日活は、裕次郎時代から非行少年ものが得意で、異色青春路線などと自ら呼んでいた。
監督は藤田敏八で、わざわざタイトルで繁矢改めと出る。彼の本名は、藤田繁也だが、最初の映画『非行少年・日の出の叫び』の時、チーフ助監督の岡田裕が間違えて、繁矢としてしまい、岡田が謝りに行くと、藤田は「それもいいな」と繁矢になったのだそうだ。
実にいい加減というか、名前なんてどうでもいいというあたりは、いかにも藤田らしいというべきか。
話は、金持ちの当主の愛人だった南田洋子の息子で不良少年の石橋正次の家庭教師として、元少年院上がりの自動車修理工の地井武男が雇われ、いろいろと不思議な体験をするもの。
舞台は、鎌倉で、彼は地元の不良ともめ事を起こしたり、ガールフレンドと付き合ったりするが、彼女は高校生運動をしているのは、時代である。
一番おかしい事件は、石橋の腹違いの姉、つまり本妻の娘松原智恵子、その兄江原真二郎が議員の娘梶芽衣子との婚約披露パーティである。

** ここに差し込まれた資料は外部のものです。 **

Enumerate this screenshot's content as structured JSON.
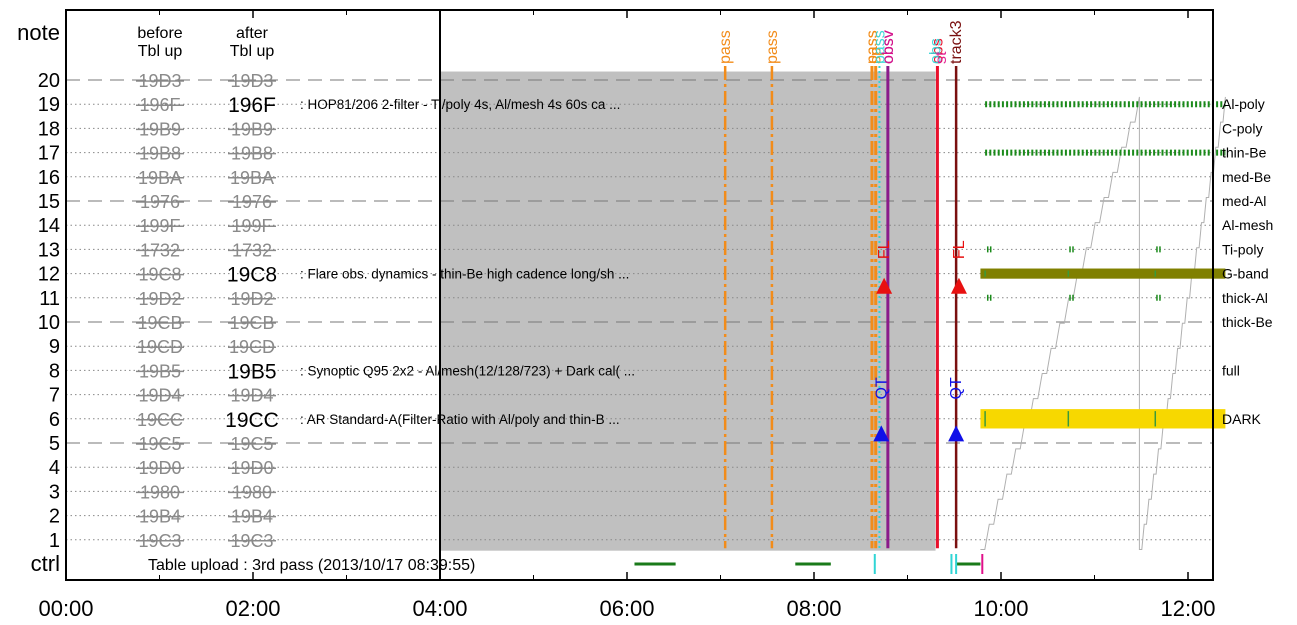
{
  "chart_data": {
    "type": "timeline",
    "x_ticks": [
      "00:00",
      "02:00",
      "04:00",
      "06:00",
      "08:00",
      "10:00",
      "12:00"
    ],
    "xlim_hours": [
      0,
      12.4
    ],
    "y_note_label": "note",
    "y_ctrl_label": "ctrl",
    "col_before_header": [
      "before",
      "Tbl up"
    ],
    "col_after_header": [
      "after",
      "Tbl up"
    ],
    "rows": [
      {
        "n": "20",
        "before": "19D3",
        "after": "19D3",
        "after_struck": true,
        "desc": "",
        "filter": "",
        "line": "dash"
      },
      {
        "n": "19",
        "before": "196F",
        "after": "196F",
        "after_struck": false,
        "desc": ": HOP81/206 2-filter - Ti/poly 4s, Al/mesh 4s 60s ca ...",
        "filter": "Al-poly",
        "line": "dot"
      },
      {
        "n": "18",
        "before": "19B9",
        "after": "19B9",
        "after_struck": true,
        "desc": "",
        "filter": "C-poly",
        "line": "dot"
      },
      {
        "n": "17",
        "before": "19B8",
        "after": "19B8",
        "after_struck": true,
        "desc": "",
        "filter": "thin-Be",
        "line": "dot"
      },
      {
        "n": "16",
        "before": "19BA",
        "after": "19BA",
        "after_struck": true,
        "desc": "",
        "filter": "med-Be",
        "line": "dot"
      },
      {
        "n": "15",
        "before": "1976",
        "after": "1976",
        "after_struck": true,
        "desc": "",
        "filter": "med-Al",
        "line": "dash"
      },
      {
        "n": "14",
        "before": "199F",
        "after": "199F",
        "after_struck": true,
        "desc": "",
        "filter": "Al-mesh",
        "line": "dot"
      },
      {
        "n": "13",
        "before": "1732",
        "after": "1732",
        "after_struck": true,
        "desc": "",
        "filter": "Ti-poly",
        "line": "dot"
      },
      {
        "n": "12",
        "before": "19C8",
        "after": "19C8",
        "after_struck": false,
        "desc": ": Flare obs. dynamics - thin-Be high cadence long/sh ...",
        "filter": "G-band",
        "line": "dot"
      },
      {
        "n": "11",
        "before": "19D2",
        "after": "19D2",
        "after_struck": true,
        "desc": "",
        "filter": "thick-Al",
        "line": "dot"
      },
      {
        "n": "10",
        "before": "19CB",
        "after": "19CB",
        "after_struck": true,
        "desc": "",
        "filter": "thick-Be",
        "line": "dash"
      },
      {
        "n": "9",
        "before": "19CD",
        "after": "19CD",
        "after_struck": true,
        "desc": "",
        "filter": "",
        "line": "dot"
      },
      {
        "n": "8",
        "before": "19B5",
        "after": "19B5",
        "after_struck": false,
        "desc": ": Synoptic Q95 2x2 - Al/mesh(12/128/723) + Dark cal( ...",
        "filter": "full",
        "line": "dot"
      },
      {
        "n": "7",
        "before": "19D4",
        "after": "19D4",
        "after_struck": true,
        "desc": "",
        "filter": "",
        "line": "dot"
      },
      {
        "n": "6",
        "before": "19CC",
        "after": "19CC",
        "after_struck": false,
        "desc": ": AR Standard-A(Filter-Ratio with Al/poly and thin-B ...",
        "filter": "DARK",
        "line": "dot"
      },
      {
        "n": "5",
        "before": "19C5",
        "after": "19C5",
        "after_struck": true,
        "desc": "",
        "filter": "",
        "line": "dash"
      },
      {
        "n": "4",
        "before": "19D0",
        "after": "19D0",
        "after_struck": true,
        "desc": "",
        "filter": "",
        "line": "dot"
      },
      {
        "n": "3",
        "before": "1980",
        "after": "1980",
        "after_struck": true,
        "desc": "",
        "filter": "",
        "line": "dot"
      },
      {
        "n": "2",
        "before": "19B4",
        "after": "19B4",
        "after_struck": true,
        "desc": "",
        "filter": "",
        "line": "dot"
      },
      {
        "n": "1",
        "before": "19C3",
        "after": "19C3",
        "after_struck": true,
        "desc": "",
        "filter": "",
        "line": "dot"
      }
    ],
    "ctrl_text": "Table upload : 3rd pass (2013/10/17 08:39:55)",
    "shaded_range_hours": [
      4.0,
      9.3
    ],
    "shaded_row_range": [
      0.55,
      20.35
    ],
    "vlines": [
      {
        "t": 7.05,
        "label": "pass",
        "color": "#f28c1a",
        "style": "dashdot",
        "width": 2.5
      },
      {
        "t": 7.55,
        "label": "pass",
        "color": "#f28c1a",
        "style": "dashdot",
        "width": 2.5
      },
      {
        "t": 8.62,
        "label": "pass",
        "color": "#f28c1a",
        "style": "dashdot",
        "width": 3
      },
      {
        "t": 8.66,
        "label": "sp",
        "color": "#f28c1a",
        "style": "dashdot",
        "width": 3
      },
      {
        "t": 8.7,
        "label": "",
        "color": "#30d5d5",
        "style": "dot",
        "width": 2
      },
      {
        "t": 8.79,
        "label": "obsv",
        "color": "#8a1a8a",
        "style": "solid",
        "width": 3
      },
      {
        "t": 9.32,
        "label": "obs",
        "color": "#e8102c",
        "style": "solid",
        "width": 3
      },
      {
        "t": 9.52,
        "label": "track3",
        "color": "#7a1010",
        "style": "solid",
        "width": 2.5
      }
    ],
    "vline_extra_labels": [
      {
        "t": 8.62,
        "text": "pass",
        "color": "#f28c1a"
      },
      {
        "t": 8.7,
        "text": "pass",
        "color": "#30d5d5"
      },
      {
        "t": 8.79,
        "text": "obsv",
        "color": "#e0108a"
      },
      {
        "t": 9.3,
        "text": "obs",
        "color": "#30d5d5"
      },
      {
        "t": 9.36,
        "text": "st",
        "color": "#e0108a"
      }
    ],
    "markers": [
      {
        "t": 8.75,
        "row": 11.5,
        "shape": "triangle",
        "color": "#e81010",
        "label": "FL",
        "label_row": 12.6
      },
      {
        "t": 9.55,
        "row": 11.5,
        "shape": "triangle",
        "color": "#e81010",
        "label": "FL",
        "label_row": 12.6
      },
      {
        "t": 8.72,
        "row": 5.4,
        "shape": "triangle",
        "color": "#1010e8",
        "label": "QT",
        "label_row": 6.8
      },
      {
        "t": 9.52,
        "row": 5.4,
        "shape": "triangle",
        "color": "#1010e8",
        "label": "QT",
        "label_row": 6.8
      }
    ],
    "filter_bars": [
      {
        "row": 12,
        "t0": 9.78,
        "t1": 12.4,
        "color": "#808000",
        "height": 0.42
      },
      {
        "row": 6,
        "t0": 9.78,
        "t1": 12.4,
        "color": "#f7d800",
        "height": 0.8
      }
    ],
    "tick_rows": [
      {
        "row": 19,
        "dense": true
      },
      {
        "row": 17,
        "dense": true
      },
      {
        "row": 13,
        "dense": false
      },
      {
        "row": 11,
        "dense": false
      }
    ],
    "ctrl_segments": [
      {
        "t0": 6.08,
        "t1": 6.52,
        "color": "#1a7a1a"
      },
      {
        "t0": 7.8,
        "t1": 8.18,
        "color": "#1a7a1a"
      },
      {
        "t0": 9.52,
        "t1": 9.78,
        "color": "#1a7a1a"
      }
    ],
    "ctrl_ticks": [
      {
        "t": 8.65,
        "color": "#30d5d5"
      },
      {
        "t": 9.47,
        "color": "#30d5d5"
      },
      {
        "t": 9.52,
        "color": "#30d5d5"
      },
      {
        "t": 9.8,
        "color": "#e0108a"
      }
    ]
  }
}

元恋人の伊丹一三が来て、江原に拳銃を突きつける件があり、ハプニングだとされるが、地井は江原が仕組んだ芝居だと推理する。だが、石橋は、伊丹が持ってきた拳銃には弾が込められていて、本当は伊丹は江原を殺すつもりだったが、石橋が、伊丹が着替えている間に弾を抜いたので、撃てなかったという。
要は、地井は、欺瞞性を告発しているわけだ。
最後、さらに地井は言う、自分の牙は手前で磨け、と。
日活を出て、一人で映画界を生きていくことになる藤田の決意だったのかもしれない。